RITA A. LEONARD - The Brooklyn Park Summer Playground Program for 2017 has officially been canceled by PP&R. The neighborhood now hopes to finance it itself through a new nonprofit, Friends of Brooklyn Park.  Under the leadership of neighbor Ben Tarne, Brooklyn residents tried hard to prevent the historic Summer Playground Program at Brooklyn Park from being cut by the city due to budget concerns. However, in a May 15 letter from Portland Park & Recreation's Community Relations Manager Elizabeth Kennedy-Wong, those hopes were dashed.

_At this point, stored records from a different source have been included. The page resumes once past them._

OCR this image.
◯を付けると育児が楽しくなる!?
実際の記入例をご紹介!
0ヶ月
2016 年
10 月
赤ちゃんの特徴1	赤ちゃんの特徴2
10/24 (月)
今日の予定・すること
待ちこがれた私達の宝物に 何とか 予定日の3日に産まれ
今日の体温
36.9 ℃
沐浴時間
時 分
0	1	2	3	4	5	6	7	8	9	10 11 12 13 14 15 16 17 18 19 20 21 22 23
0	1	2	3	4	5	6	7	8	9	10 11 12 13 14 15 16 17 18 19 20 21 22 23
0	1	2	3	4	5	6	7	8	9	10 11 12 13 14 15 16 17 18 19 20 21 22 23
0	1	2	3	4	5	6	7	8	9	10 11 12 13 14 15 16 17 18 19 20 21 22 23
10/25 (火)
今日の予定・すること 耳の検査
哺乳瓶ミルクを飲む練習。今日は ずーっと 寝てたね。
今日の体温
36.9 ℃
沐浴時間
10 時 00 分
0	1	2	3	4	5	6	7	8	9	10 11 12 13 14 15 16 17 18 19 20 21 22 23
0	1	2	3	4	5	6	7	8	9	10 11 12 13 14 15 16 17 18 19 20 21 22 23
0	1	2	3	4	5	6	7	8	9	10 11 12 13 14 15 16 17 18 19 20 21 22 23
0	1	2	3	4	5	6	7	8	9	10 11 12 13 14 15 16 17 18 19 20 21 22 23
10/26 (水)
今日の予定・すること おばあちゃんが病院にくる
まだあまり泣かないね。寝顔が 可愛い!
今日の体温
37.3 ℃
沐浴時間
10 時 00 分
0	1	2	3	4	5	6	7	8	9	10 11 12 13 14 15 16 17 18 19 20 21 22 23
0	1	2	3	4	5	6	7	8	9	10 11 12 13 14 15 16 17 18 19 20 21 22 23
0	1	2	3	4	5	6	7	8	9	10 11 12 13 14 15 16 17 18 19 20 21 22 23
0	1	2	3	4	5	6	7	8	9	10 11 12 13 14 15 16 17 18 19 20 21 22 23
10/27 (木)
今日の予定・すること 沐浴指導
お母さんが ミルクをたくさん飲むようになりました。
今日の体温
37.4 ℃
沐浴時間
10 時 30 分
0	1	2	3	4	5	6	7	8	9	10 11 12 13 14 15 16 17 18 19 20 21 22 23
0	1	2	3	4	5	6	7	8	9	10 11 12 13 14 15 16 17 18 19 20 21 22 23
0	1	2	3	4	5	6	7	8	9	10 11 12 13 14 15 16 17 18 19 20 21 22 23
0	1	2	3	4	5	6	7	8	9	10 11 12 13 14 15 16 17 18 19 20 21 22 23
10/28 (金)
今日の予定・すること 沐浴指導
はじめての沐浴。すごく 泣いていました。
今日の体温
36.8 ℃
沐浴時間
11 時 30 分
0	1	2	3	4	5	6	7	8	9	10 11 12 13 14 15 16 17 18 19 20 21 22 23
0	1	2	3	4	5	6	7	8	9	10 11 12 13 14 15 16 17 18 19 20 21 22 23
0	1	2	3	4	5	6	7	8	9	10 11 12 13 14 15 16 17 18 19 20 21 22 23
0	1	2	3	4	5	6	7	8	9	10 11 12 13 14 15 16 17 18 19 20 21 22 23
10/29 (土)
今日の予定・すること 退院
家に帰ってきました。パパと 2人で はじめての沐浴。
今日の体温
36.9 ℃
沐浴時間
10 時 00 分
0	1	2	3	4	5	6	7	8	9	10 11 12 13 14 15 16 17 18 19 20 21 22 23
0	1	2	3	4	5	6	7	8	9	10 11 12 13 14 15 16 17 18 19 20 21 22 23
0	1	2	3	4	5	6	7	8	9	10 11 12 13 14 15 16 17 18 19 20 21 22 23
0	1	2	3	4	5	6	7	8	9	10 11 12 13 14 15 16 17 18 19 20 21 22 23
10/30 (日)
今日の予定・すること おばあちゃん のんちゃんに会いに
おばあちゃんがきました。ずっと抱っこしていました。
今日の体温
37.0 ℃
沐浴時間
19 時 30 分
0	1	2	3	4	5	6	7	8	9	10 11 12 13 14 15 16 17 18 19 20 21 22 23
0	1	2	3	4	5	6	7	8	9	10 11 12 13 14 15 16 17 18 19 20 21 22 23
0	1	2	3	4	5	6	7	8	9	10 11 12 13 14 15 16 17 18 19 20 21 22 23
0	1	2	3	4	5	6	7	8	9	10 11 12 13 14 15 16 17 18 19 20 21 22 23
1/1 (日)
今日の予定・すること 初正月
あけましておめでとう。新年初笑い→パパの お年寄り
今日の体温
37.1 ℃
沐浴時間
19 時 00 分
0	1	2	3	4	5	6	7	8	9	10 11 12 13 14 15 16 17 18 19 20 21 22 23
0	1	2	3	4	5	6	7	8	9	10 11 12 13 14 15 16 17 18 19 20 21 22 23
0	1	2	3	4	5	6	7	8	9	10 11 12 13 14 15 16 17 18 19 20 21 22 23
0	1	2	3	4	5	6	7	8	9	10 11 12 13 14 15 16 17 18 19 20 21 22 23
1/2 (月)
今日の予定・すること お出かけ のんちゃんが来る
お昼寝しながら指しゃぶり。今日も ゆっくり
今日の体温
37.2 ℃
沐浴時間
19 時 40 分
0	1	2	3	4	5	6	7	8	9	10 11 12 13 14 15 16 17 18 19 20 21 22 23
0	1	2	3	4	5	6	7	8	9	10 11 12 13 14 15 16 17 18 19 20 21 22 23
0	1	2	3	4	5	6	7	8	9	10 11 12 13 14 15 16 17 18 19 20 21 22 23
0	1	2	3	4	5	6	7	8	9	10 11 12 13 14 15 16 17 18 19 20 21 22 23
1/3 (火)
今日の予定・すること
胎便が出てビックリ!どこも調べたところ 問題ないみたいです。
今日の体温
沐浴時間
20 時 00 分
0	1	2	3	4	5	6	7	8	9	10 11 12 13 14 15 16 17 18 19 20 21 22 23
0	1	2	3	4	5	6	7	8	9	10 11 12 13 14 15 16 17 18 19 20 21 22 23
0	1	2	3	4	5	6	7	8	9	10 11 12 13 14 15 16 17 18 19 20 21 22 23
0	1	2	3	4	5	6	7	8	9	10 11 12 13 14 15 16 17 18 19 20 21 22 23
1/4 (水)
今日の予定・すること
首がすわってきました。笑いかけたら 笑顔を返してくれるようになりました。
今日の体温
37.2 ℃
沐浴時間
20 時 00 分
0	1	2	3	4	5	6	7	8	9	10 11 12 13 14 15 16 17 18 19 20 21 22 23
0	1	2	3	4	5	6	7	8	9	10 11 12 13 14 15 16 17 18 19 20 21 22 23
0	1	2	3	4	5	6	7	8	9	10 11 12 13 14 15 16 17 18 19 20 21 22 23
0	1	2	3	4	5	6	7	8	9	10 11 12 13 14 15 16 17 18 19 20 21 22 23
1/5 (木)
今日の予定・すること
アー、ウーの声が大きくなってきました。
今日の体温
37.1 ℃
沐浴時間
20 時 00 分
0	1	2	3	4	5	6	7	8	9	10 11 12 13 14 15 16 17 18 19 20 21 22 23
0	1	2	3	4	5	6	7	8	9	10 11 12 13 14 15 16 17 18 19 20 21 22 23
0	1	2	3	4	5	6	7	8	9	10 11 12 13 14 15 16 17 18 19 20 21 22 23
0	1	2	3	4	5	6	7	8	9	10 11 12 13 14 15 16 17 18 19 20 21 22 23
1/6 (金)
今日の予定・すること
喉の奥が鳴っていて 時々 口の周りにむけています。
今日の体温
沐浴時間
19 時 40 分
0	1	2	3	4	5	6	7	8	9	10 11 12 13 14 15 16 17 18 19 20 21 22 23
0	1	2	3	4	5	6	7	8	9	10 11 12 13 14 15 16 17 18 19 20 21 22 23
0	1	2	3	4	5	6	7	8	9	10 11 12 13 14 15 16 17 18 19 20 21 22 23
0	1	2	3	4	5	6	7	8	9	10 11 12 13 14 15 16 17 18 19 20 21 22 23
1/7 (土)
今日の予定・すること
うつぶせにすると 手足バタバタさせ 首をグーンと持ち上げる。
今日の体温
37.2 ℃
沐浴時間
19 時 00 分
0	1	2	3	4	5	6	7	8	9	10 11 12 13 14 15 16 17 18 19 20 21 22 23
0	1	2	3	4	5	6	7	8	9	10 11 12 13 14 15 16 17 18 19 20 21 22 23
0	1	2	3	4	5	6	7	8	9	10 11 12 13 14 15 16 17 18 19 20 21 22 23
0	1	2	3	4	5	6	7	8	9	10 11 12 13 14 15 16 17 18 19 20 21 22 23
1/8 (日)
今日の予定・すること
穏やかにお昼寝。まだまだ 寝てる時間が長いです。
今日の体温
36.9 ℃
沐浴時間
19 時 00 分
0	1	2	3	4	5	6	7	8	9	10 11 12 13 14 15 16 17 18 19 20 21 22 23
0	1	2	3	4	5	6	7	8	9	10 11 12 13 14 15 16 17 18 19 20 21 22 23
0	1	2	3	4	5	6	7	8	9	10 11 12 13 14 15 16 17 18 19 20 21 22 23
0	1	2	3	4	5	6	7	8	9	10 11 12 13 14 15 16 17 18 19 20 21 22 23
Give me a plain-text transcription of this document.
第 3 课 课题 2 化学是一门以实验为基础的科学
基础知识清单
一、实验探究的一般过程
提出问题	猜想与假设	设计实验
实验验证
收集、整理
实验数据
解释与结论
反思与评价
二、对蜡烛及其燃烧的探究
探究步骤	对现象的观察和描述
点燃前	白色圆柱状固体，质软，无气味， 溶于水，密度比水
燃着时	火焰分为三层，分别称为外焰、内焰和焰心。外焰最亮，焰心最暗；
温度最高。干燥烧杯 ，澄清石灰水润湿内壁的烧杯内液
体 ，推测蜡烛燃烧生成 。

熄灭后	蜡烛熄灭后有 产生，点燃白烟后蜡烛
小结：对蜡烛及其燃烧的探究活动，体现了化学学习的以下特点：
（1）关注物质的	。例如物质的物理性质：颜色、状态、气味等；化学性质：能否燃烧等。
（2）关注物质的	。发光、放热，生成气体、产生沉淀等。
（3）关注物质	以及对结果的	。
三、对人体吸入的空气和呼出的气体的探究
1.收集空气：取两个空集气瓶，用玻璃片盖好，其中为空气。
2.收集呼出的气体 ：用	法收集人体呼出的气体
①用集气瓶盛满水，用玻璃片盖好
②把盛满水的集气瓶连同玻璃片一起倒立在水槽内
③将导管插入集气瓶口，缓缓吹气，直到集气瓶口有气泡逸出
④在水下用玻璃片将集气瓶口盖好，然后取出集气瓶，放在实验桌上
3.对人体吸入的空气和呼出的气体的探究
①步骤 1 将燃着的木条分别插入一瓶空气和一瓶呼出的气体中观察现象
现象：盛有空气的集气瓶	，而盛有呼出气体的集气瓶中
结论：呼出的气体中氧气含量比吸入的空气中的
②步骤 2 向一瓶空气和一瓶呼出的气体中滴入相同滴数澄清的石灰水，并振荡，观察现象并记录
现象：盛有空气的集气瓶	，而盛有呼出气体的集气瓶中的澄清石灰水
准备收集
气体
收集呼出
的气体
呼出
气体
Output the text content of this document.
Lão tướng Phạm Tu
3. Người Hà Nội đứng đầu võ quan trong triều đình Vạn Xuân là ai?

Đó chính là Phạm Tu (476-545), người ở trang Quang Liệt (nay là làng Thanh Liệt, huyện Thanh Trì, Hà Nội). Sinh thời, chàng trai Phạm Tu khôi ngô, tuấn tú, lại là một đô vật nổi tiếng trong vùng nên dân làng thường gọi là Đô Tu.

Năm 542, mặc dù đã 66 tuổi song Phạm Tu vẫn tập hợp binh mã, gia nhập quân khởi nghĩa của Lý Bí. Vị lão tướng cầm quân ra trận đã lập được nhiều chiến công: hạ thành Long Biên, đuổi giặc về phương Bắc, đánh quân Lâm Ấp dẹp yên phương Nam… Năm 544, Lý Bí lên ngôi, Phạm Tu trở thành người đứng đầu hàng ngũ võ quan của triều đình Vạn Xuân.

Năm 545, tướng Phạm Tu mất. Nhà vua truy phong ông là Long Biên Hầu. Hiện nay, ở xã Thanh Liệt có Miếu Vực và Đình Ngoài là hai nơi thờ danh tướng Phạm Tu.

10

Ms. Kennedy-Wong advised, "We agree that our Playground Program is one of the most important services PP&R provides to our community. These cuts are hard [but] we need to make sure that our resources are maximized. The number of children living in Brooklyn has declined, and there are fewer children who are low-income.

"There are other areas of the city where the number of children is increasing, and the need for programs based on economics is greater. This data led PPS to determine we would no longer offer the Free Lunch Program at Brooklyn Park. PP&R staff recommended that we prioritize providing the Playground Program in parks that also provide the Free Lunch Program. . .consistent with our commitment to equity [in] providing services to areas of the city that have traditionally been under-served for decades."

Consequently, Brooklyn Park's 2017 Summer Playground Program was canceled, along with those in four other city parks. The letter continues, "There are ways in which the neighborhood could organize activities for neighborhood kids. If you are interested, let Chariti Montez know, and she will coordinate within PP&R to determine how that can move forward. She can be reached at 503/260-5928, or at This email address is being protected from spambots. You need JavaScript enabled to view it.."

Consequently, on May 4, Brooklyn Park Program Director Craig Montag asked to meet City Commissioner Amanda Fritz for a personal tour of "the program that has been legendary in the community since 1957." Montag added, "The program is a very important part of this Inner Southeast community. All other close-in park programs have been cut in recent years: Westmoreland, Sellwood, Kenilworth, Powell, Woodstock, Abernethy, Clinton, Berkeley...only Brooklyn survives."

A May 22 reply from Fritz' office explained, "The decision to end city-funded summer activities for Brooklyn Park is not a reflection of how the program is valued by PP&R or by me. . . Your leadership and passion for the program is clearly evident through the amount of e-mails and letters of support I have received. 'Summer Free For All' has relied on supplemental 'one-time' General Fund [infusions] for several years. Council this year decided to size the program to match available ongoing resources." Fritz' letter continued: "At the Brooklyn Action Corps neighborhood meeting, many individuals indicated a capacity and willingness to support the program financially. While it will no longer be a program of PP&R, recreation staff leaders are willing to discuss how we could make access to the park available to support such an effort."

Ben Tarne continues to work on the issue by establishing a nonprofit program, "Friends of Brooklyn Park", to fund the Playground Program through private donations.

"We are hoping that the Summer Playground Program will occur later this year, possibly with reduced hours," he said on May 24.